Vibrio spp. are commonly reported as detrimental pathogens to fish larvae (
7,
8), while they are also part of the commensal microbiome (
56,
57). In this study, the high relative abundance of
Vibrionales in the turbot microbiome was due to relatively few ASVs belonging to the
Vibrio genus, and the abundance of these ASVs did not change regardless of treatment (from day 1 through day 4). We added
P. inhibens at concentrations at which a probiotic effect had been observed in previous challenge trials (
9,
47,
61). In those trials, vibrios were reduced in numbers if not kept at inoculation level (
9,
47,
61), depending on the initial concentration of
Vibrio spp. (
9). Combined, these results would suggest that the addition of
P. inhibens, or the presence of inherent, closely related taxa, can keep vibrios in the fish microbiome at a stable level; however, this does not necessarily eliminate potential pathogens from the system. The effect is likely dose dependent, which was observed in a previous study of the microalgal
E. huxleyi microbiome (
40). Altogether, these data emphasize the need for investigating the optimal addition of probiotic
P. inhibens in relation to dose and which part of the food web to add the probiotic treatment to in order to obtain the most efficient protection against opportunistic pathogens while keeping the effects on the commensal microbiome to a minimum. The addition of the probiotic is likely more efficient at the live feed stages such as microalgae or zooplankton where
P. inhibens establishes itself and changes the structure. However, results based on nested PCRs on low-biomass samples, such as those presented in this study, are prone to biases and vulnerable to contaminations. Hence, it is not possible to conclude yet whether any changes would be beneficial or detrimental to the microbiome or its function. Broader omics studies should elucidate this in the future.

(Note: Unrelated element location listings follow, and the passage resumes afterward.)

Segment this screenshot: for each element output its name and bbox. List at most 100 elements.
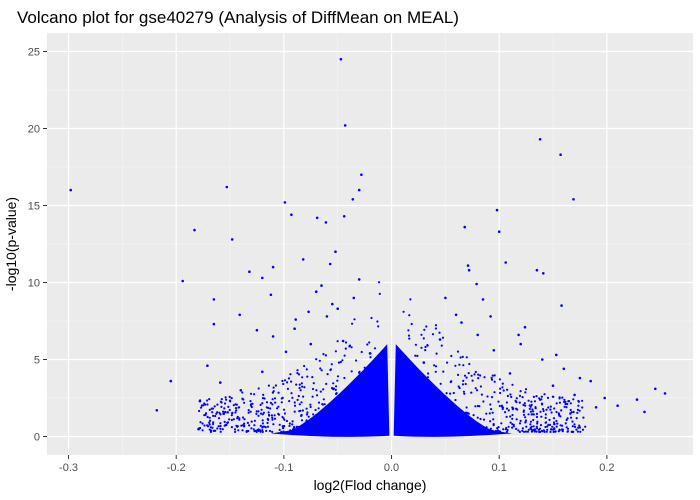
data-point [561, 428, 564, 431]
data-point [544, 421, 547, 424]
data-point [463, 225, 467, 229]
data-point [350, 346, 353, 349]
data-point [426, 418, 429, 421]
data-point [366, 400, 369, 403]
data-point [563, 405, 566, 408]
data-point [309, 405, 312, 409]
data-point [485, 412, 488, 415]
data-point [328, 406, 331, 409]
data-point [517, 333, 520, 337]
data-point [504, 261, 508, 264]
data-point [255, 328, 259, 332]
data-point [566, 430, 570, 433]
x-tick-label: -0.1 [274, 462, 293, 474]
data-point [569, 412, 572, 415]
data-point [483, 376, 486, 379]
data-point [155, 409, 159, 412]
data-point [290, 392, 293, 395]
data-point [518, 401, 521, 404]
data-point [351, 198, 355, 201]
data-point [565, 406, 568, 409]
data-point [559, 424, 562, 427]
data-point [441, 336, 445, 339]
data-point [438, 338, 442, 341]
data-point [288, 424, 291, 427]
data-point [542, 408, 545, 411]
data-point [348, 418, 351, 421]
data-point [486, 430, 489, 433]
data-point [511, 413, 514, 417]
data-point [489, 315, 492, 318]
data-point [261, 413, 264, 416]
data-point [536, 420, 539, 423]
data-point [439, 382, 442, 385]
data-point [429, 428, 433, 432]
data-point [304, 430, 307, 433]
data-point [367, 374, 371, 377]
data-point [363, 428, 366, 431]
data-point [419, 419, 422, 422]
data-point [408, 337, 411, 340]
data-point [354, 428, 357, 431]
data-point [489, 427, 492, 430]
data-point [306, 375, 309, 378]
data-point [224, 423, 227, 426]
data-point [535, 268, 539, 272]
data-point [409, 375, 413, 378]
data-point [336, 379, 339, 382]
data-point [479, 385, 482, 388]
data-point [544, 425, 547, 429]
data-point [247, 411, 250, 414]
data-point [476, 389, 479, 392]
data-point [261, 429, 264, 432]
data-point [470, 374, 473, 377]
data-point [504, 411, 507, 414]
data-point [532, 425, 535, 428]
data-point [433, 404, 436, 407]
data-point [334, 430, 337, 433]
data-point [223, 420, 226, 423]
data-point [374, 394, 377, 397]
data-point [206, 364, 209, 368]
data-point [440, 417, 443, 421]
data-point [552, 421, 556, 424]
data-point [343, 406, 346, 409]
data-point [419, 426, 422, 429]
data-point [261, 370, 264, 374]
data-point [239, 389, 243, 392]
data-point [456, 350, 460, 353]
data-point [230, 238, 234, 241]
data-point [522, 430, 526, 433]
data-point [564, 402, 567, 406]
data-point [340, 421, 343, 424]
data-point [501, 405, 504, 408]
data-point [544, 413, 547, 416]
data-point [214, 414, 217, 418]
data-point [230, 397, 233, 400]
data-point [552, 430, 555, 433]
data-point [343, 376, 346, 380]
data-point [318, 359, 321, 362]
data-point [553, 423, 556, 426]
data-point [515, 397, 518, 400]
data-point [267, 406, 270, 409]
data-point [273, 414, 276, 417]
data-point [501, 382, 504, 385]
data-point [317, 420, 320, 423]
data-point [330, 386, 334, 390]
data-point [444, 430, 447, 433]
data-point [549, 408, 552, 411]
data-point [552, 395, 555, 398]
data-point [228, 399, 232, 402]
data-point [450, 354, 453, 358]
data-point [334, 250, 337, 253]
data-point [320, 369, 323, 372]
data-point [296, 369, 299, 372]
data-point [358, 418, 361, 421]
data-point [422, 337, 425, 340]
data-point [509, 415, 512, 418]
data-point [335, 385, 338, 388]
data-point [369, 356, 372, 359]
data-point [328, 262, 332, 266]
data-point [369, 391, 372, 394]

In conclusion, the addition of TDA-producing P. inhibens caused significant changes to the microbiome structure of the live feed but had little effect on the order-level composition and various effects on diversity and richness of the microbial communities associated with microalgae and copepods. No effect was seen on the community structure associated with turbot larvae. Particularly, the relative abundances of closely related taxa from the Roseobacter group were reduced as a function of probiotic treatment, but only in the copepod and turbot larval microbiomes. Vibrio spp. were highly abundant in the turbot microbiome, and these were kept at a stable level, though not eliminated, which indicates that the probiotic effect toward vibrios is likely dose dependent. Hence, the effect of adding a probiotic bacterium such as P. inhibens to the microbiome of mariculture-related eukaryotes is not likely to cause major perturbations to the existing microbial communities.